An Insider’s Look at the Lies Behind Modern Feminism and the Sexual Revolution

In her younger years, Sue Ellen Browder  wrote for the notoriously feminist-bent, abortion-promoting Cosmopolitan magazine. She has since come out of that experience with eyes opened to the lies she was told to propagandize–lies about promiscuous lifestyles, lies about the true meaning of womanhood, and lies about the glamorized so-called right to abortion. Browder, armed with her words, is now ready to cut through each of these fallacious fronts for the modern feminist movement and speak the truth.

Browder explains, “At Cosmos we pretended that the Sexual Revolution was a freedom for women. It actually was not. It actually was a kind of slavery.”

One issue that Cosmo frequently promoted was the right to abortion. Because, of course, all avid followers of feminism must support a woman’s choice to end the life of her child, right? Well, actually no.

Abortion wasn’t always part of the feminist movement, as Browder explains. “It was only by slow but deliberate maneuvering that the two merged together. Over time, as the sexual revolution and the women’s’ movement got closer and closer together, a lot of women began to buy into that illusion,” she goes on to say,

Many believe that abortion was originally part of the feminist movement. This is a myth, however. The original feminists believed in the evil of abortion simply because they believed in the value of all human beings. Abortion, however, was slyly slipped into their agenda at the Seneca Falls Convention.

“There were two men who were fighting to get abortion legalized in America. These two men knew Betty Friedan (early feminist) very well,” Browder explains.
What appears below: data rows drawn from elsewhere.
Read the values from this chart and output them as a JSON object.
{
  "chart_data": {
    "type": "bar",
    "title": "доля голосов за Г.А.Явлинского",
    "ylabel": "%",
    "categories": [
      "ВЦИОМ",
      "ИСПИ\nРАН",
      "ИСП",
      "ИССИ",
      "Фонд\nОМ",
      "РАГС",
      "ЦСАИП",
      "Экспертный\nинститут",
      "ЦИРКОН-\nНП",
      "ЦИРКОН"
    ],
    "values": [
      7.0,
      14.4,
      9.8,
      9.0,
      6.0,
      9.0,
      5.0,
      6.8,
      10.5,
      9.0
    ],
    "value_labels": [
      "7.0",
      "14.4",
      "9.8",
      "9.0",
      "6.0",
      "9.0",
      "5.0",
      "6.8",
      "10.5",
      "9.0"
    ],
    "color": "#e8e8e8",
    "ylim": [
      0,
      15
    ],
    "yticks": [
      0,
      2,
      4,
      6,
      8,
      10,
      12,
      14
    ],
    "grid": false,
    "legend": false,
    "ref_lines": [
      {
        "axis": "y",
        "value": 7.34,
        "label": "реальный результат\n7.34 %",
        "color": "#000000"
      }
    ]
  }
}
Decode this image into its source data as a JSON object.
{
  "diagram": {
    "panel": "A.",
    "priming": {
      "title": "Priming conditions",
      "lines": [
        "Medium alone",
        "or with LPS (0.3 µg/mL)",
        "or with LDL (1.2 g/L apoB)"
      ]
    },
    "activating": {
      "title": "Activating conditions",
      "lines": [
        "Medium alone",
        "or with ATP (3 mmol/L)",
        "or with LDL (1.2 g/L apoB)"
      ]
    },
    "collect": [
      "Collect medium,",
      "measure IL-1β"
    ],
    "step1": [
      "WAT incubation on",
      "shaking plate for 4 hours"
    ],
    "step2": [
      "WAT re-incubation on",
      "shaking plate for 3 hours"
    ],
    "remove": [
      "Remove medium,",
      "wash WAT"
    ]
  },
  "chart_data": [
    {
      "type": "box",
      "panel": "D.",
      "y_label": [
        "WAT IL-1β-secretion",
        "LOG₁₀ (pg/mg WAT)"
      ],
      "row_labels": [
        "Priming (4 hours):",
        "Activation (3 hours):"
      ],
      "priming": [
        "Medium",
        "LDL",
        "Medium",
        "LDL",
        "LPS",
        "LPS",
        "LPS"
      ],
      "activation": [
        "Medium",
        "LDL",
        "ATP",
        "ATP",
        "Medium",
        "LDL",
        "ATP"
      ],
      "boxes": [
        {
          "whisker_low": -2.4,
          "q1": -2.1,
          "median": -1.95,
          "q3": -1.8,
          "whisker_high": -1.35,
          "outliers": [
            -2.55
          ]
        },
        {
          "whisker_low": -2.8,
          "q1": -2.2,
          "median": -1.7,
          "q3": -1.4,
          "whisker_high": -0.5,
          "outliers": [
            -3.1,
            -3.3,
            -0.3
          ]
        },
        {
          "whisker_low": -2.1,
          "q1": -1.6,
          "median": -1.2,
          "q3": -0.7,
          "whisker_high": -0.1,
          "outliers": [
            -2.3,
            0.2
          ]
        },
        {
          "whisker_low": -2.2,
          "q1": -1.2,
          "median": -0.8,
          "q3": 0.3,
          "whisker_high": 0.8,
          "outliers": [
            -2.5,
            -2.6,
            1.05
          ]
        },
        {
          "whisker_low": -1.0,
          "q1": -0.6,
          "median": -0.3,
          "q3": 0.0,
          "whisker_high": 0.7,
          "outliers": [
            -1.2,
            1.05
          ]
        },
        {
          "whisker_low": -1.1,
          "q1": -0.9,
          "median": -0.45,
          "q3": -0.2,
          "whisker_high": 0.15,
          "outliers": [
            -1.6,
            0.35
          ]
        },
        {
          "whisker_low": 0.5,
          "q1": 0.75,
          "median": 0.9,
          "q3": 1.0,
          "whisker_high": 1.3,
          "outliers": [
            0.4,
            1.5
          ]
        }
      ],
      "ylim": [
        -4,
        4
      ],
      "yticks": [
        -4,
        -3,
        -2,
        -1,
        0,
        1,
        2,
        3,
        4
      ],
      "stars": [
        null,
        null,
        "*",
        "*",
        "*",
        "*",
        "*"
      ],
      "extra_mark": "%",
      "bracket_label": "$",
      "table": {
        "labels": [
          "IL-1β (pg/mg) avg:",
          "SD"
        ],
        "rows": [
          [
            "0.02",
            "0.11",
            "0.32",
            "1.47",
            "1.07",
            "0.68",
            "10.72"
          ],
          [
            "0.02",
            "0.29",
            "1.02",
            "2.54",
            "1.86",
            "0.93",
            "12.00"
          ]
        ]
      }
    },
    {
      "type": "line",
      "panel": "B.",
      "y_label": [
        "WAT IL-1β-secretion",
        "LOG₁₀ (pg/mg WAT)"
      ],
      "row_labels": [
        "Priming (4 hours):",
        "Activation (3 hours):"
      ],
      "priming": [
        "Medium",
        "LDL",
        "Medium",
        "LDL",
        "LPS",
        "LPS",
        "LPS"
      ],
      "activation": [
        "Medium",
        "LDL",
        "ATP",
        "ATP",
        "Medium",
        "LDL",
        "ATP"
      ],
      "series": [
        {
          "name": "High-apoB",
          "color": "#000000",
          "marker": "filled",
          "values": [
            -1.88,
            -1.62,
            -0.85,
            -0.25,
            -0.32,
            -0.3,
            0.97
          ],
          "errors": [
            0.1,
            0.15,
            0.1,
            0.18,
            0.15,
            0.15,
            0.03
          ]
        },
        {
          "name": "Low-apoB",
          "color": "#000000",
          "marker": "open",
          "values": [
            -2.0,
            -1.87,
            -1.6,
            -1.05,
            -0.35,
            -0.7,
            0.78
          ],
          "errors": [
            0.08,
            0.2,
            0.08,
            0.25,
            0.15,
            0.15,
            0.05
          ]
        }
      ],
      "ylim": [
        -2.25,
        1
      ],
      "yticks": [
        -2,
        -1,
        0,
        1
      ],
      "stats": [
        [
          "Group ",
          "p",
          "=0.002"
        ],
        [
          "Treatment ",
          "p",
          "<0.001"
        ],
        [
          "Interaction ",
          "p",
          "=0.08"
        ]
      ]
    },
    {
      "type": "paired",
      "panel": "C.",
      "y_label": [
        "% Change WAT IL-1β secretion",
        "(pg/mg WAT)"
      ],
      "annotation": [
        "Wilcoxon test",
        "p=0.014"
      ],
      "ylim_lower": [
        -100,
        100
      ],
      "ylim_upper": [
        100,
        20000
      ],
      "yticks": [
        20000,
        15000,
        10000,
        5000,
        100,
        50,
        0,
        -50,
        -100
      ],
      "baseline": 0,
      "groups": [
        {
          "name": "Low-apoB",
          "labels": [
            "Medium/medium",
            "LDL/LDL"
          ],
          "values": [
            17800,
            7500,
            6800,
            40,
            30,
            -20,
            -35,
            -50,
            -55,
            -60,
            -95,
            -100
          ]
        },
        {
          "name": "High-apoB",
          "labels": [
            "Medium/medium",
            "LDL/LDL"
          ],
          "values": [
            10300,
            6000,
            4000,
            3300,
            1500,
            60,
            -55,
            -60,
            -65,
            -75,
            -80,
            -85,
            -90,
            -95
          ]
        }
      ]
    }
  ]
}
These men haggled and connived with Friedan until they finally got Friedan to agree to sneak this item into the feminists’ agenda. “At the last minute,” Browder grieves, “Friedan inserted abortion into the bill.” The media blew this event up, spreading half-truths to make the people of America believe that the majority of American women thought abortion was a logical choice. Thus began the brainwashing of the feminist movement

Browder explains the  simple but mighty way that abortion weaseled its’ way into the feminist movement: “Prior to the Sexual Revolution, abortion wasn’t part of the feminist movement… it’s very well documented that abortion was really a man’s movement. An upper-class, middle age, men’s movement.”

“Why all this hijacking of the women’s movement?,” Browder asks, “Money. Money!” The only reason the two men wanted Friedan to include abortion in the feminist agenda was money, and this reason continues as abortion is marketed more and more in the mass media

Browder says that ultimately the evolution of feminism is a choice for women of America to make. It comes down to what the women of this country want. They don’t want to be cheated out of their womanhood, but they want a fair chance in the world to pursue whatever their calling is. “The real battle in our nation,” Browder is certain, “Is feminists who are for abortion and feminists who know the difference and are against it.”